Llega después otra de las creaciones que han hecho famoso a Ángel León, la sobrasada de bonito, un embutido genial, una chacina del mar en la que el cerdo se sustituye por bonito y el resultado es marino e intenso y la textura mucho más cremosa.

La más bella receta de la carta es la royal de erizo. También una de las más complejas e intensas. Yemas de erizo, crema (royal) de erizo y cubriéndola, una original y deliciosa holandesa de plancton. Para decorar, alga codium y crème fraîche

Me encantó el saam de pulpo con ají panca y alga dulce. Es picante y con el toque fresco y crujiente de la lechuga, acompañando a un delicado pulpo glaseado.

También es sumamente original el cazón en adobo que sabe como el original, pero siendo mucho más saludable y ligero. Se cocina a baja temperatura, se cubre de pil pil de su propio colágeno y adobo y se corona de quinoa crujiente y así consiguen el efecto de la fritura. Mucho más ligero y cremoso, pero tal cual.

El único plato que contiene algo de carne son unos originales huevos rotos a base de crujientes y diminutos camarones fritos, huevos fritos y mayonesa de kimchi. Para mi que no soy fan de este plato, sustituir las patatas por camarones crujientes y diminutos, añadir el exotismo (cada vez menos) del kimchi y mantener el casticismo de la panceta me parece un acierto. Los huevos están maravillosamente fritos y el plato se mezcla en la mesa.

Como siempre en la mayoría de los restaurantes españoles, falla la parte dulce. No es mala, ni mucho menos, pero no está a la altura de la salada. La leche con galletas es un clásico de la casa.
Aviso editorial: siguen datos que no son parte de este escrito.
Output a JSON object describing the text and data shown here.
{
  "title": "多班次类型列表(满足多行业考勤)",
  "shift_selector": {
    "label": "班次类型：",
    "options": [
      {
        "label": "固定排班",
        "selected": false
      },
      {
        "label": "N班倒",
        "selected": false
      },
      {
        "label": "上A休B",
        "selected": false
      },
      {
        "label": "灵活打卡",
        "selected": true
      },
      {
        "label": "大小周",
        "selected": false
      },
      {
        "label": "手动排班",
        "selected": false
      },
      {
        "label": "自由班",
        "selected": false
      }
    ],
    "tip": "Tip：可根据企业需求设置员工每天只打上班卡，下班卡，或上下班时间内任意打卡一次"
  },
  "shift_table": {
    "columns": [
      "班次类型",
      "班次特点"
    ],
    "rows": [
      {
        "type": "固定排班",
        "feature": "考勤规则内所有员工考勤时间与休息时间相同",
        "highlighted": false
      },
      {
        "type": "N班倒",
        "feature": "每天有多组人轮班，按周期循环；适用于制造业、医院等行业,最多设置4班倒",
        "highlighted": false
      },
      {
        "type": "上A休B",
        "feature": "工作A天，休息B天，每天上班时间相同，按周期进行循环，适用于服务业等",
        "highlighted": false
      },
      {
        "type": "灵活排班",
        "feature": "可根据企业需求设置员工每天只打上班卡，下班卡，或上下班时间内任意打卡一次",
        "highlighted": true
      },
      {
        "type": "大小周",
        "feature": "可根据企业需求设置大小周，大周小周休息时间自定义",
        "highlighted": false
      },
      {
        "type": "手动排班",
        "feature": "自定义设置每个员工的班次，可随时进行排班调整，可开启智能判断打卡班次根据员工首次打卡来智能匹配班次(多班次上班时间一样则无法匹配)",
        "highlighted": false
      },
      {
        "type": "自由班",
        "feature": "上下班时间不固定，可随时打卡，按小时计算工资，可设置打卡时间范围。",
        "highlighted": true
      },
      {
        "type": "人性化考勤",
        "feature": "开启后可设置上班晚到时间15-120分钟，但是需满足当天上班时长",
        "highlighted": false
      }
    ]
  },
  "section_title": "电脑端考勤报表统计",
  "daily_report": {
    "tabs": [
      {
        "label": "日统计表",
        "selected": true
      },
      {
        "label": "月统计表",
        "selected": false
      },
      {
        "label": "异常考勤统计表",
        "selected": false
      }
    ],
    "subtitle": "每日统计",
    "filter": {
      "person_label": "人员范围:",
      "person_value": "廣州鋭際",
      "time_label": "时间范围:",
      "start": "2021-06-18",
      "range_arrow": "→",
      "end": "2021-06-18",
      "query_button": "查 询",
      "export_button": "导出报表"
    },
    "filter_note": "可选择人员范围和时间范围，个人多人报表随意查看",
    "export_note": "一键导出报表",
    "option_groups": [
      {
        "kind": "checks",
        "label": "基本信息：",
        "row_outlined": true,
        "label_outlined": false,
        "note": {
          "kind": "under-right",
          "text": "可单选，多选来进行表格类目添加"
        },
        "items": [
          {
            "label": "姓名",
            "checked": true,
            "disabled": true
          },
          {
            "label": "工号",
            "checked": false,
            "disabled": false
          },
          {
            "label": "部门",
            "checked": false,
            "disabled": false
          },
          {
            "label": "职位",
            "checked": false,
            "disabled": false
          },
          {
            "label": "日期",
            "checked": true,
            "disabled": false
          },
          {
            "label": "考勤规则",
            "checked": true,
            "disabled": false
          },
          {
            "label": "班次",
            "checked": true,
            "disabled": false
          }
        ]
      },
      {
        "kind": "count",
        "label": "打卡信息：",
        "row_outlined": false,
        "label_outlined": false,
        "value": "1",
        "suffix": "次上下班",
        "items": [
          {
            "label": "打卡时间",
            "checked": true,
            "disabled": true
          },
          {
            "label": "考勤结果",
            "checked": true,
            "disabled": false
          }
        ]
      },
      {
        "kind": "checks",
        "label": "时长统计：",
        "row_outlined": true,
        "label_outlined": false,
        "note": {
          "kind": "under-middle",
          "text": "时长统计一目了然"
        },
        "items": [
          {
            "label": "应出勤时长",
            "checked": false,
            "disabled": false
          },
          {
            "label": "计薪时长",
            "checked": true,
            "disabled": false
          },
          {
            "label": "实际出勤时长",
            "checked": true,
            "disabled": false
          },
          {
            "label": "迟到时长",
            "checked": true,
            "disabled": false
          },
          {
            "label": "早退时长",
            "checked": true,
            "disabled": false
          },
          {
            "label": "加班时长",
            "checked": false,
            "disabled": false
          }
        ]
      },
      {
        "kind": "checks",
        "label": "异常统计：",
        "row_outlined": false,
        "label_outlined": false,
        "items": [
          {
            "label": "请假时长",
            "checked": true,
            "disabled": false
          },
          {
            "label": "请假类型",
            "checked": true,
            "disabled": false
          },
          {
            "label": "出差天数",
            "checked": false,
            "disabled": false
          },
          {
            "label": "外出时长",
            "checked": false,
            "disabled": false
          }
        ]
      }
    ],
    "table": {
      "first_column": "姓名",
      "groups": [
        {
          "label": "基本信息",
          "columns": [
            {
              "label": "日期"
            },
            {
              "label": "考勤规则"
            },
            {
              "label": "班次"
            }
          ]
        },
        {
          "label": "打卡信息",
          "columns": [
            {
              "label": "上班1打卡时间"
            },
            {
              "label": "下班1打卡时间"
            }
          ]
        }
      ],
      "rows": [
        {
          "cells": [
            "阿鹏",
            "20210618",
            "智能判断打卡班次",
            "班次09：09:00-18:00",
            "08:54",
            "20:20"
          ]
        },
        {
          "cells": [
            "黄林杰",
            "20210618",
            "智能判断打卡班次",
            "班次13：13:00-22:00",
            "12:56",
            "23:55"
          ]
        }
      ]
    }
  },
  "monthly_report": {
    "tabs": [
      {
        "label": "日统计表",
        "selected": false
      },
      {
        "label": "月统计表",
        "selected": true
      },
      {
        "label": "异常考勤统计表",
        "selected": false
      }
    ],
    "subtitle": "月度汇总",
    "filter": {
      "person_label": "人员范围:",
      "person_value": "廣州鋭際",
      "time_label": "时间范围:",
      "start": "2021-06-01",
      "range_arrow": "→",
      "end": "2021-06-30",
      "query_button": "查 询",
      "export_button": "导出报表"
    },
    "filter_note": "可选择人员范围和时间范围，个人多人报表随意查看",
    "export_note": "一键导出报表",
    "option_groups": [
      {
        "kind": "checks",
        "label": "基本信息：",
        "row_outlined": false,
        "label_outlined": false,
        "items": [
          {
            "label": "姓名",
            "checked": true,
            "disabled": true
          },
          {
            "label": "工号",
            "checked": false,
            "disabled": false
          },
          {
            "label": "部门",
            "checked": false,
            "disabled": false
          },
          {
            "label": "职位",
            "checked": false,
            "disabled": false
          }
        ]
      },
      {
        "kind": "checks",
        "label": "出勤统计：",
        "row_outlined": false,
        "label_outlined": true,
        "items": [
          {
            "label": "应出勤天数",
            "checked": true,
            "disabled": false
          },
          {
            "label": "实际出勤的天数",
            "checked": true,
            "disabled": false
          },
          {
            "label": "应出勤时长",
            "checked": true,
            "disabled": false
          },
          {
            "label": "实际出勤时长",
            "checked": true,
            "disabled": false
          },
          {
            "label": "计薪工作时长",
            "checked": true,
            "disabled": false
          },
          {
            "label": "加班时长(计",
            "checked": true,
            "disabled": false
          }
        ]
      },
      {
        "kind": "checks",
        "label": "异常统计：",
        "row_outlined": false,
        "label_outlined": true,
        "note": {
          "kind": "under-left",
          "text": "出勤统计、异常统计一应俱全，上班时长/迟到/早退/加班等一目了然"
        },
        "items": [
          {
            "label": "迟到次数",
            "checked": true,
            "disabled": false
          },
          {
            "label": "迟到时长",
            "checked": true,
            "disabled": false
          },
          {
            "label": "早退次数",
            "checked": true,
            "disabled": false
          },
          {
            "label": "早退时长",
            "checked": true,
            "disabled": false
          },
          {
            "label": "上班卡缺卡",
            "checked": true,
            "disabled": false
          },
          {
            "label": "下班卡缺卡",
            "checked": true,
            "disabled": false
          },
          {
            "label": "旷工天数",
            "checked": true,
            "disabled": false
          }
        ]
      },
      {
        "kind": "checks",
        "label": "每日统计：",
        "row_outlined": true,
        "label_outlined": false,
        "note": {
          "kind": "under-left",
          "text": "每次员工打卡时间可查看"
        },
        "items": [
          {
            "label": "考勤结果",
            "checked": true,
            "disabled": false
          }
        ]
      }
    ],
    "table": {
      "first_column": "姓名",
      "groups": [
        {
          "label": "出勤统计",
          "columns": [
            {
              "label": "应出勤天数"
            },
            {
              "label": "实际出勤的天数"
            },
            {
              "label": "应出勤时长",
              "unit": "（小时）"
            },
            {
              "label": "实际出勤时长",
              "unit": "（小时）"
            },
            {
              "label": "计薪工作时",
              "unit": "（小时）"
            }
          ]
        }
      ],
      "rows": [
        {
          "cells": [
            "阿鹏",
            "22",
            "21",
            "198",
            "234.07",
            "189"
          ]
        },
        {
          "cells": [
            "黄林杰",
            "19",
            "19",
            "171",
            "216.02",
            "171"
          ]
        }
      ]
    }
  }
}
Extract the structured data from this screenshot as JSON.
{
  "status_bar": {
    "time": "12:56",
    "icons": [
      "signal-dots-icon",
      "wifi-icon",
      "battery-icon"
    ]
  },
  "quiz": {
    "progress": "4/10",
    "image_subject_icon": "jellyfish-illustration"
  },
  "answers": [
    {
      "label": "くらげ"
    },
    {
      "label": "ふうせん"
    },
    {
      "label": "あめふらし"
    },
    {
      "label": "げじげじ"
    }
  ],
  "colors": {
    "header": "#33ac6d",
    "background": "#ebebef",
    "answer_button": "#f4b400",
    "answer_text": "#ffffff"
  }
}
Agradable y ya está: galletas desmigadas y crema de galletas María y una burbujeante espuma de leche recubriendo todo.

El chocolate es bueno y contundente y se compone de ralladura de naranja, avellanas y piñones tostados, quinoa y aceite de oliva. Y chocolate, claro. Una densa crema de chocolate suficientemente amarga e intensa. Un acierto la delicadeza crujiente de la quinoa.

Supongo que se les habrá hecho la boca agua. Es normal porque él sitio lo vale. Salvo las servilletas de papel y la no reserva (por favor, D. Ángel, corríjase) es un sitio perfecto. Vayan cuanto antes porque es original, divertido, bonito y nada caro. Y sobre todo, porque se come muy muy bien.